Typically, in distributed asynchronous training, instead of having each worker train on a non-overlapping partitions of the data, you want each worker to work on all of the data.
In asynchronous training, the parameters do not wait to receive the updates from all workers -- it processes updates as they come. So if one worker is slower than the others, then it will contribute fewer updates than the other workers. If you partition the data such that each worker has access only to its own data, that means you are effectively down-weighting the examples that belong to slower workers because they cause fewer updates to the parameters. That would adversely affect the quality and generalizability of your model.

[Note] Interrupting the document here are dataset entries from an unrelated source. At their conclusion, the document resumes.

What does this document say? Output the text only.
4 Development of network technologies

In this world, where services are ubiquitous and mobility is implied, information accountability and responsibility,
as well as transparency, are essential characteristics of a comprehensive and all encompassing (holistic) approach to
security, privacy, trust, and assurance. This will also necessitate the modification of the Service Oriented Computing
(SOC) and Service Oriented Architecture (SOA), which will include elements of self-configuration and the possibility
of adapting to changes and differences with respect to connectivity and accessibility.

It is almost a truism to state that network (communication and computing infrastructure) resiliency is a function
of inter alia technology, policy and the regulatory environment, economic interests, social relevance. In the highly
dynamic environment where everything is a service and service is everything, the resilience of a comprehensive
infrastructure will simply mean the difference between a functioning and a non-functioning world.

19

If you use synchronous training and force updates to wait for all workers, you can safely partition the data across workers, however, training will be as slow as the slowest worker since each step has to wait for the updates from all workers. If you don't force updates from all workers, then the situation may actually be worse than asynchronous training because examples from slow workers are likely to be ignored completely.
Because it is more robust, asynchronous training is more common.
Luckily, having all workers examine all data is generally a sensible thing to do. As long as you randomize the data (here and here), then the examples being examined at any given time (across all workers) is a set of batch_size * num_workers examples sampled (almost) uniform randomly with replacement from the full dataset.
That canonical approach to reading data in asynchronous training often works sufficiently well in practice, especially in a distributed training. However, if you have so much data you can only perform a few epochs of training, your model may benefit from seeing each example the same number of times (sampling without replacement). That is more complicated and less robust, but it can be done; that's a separate post.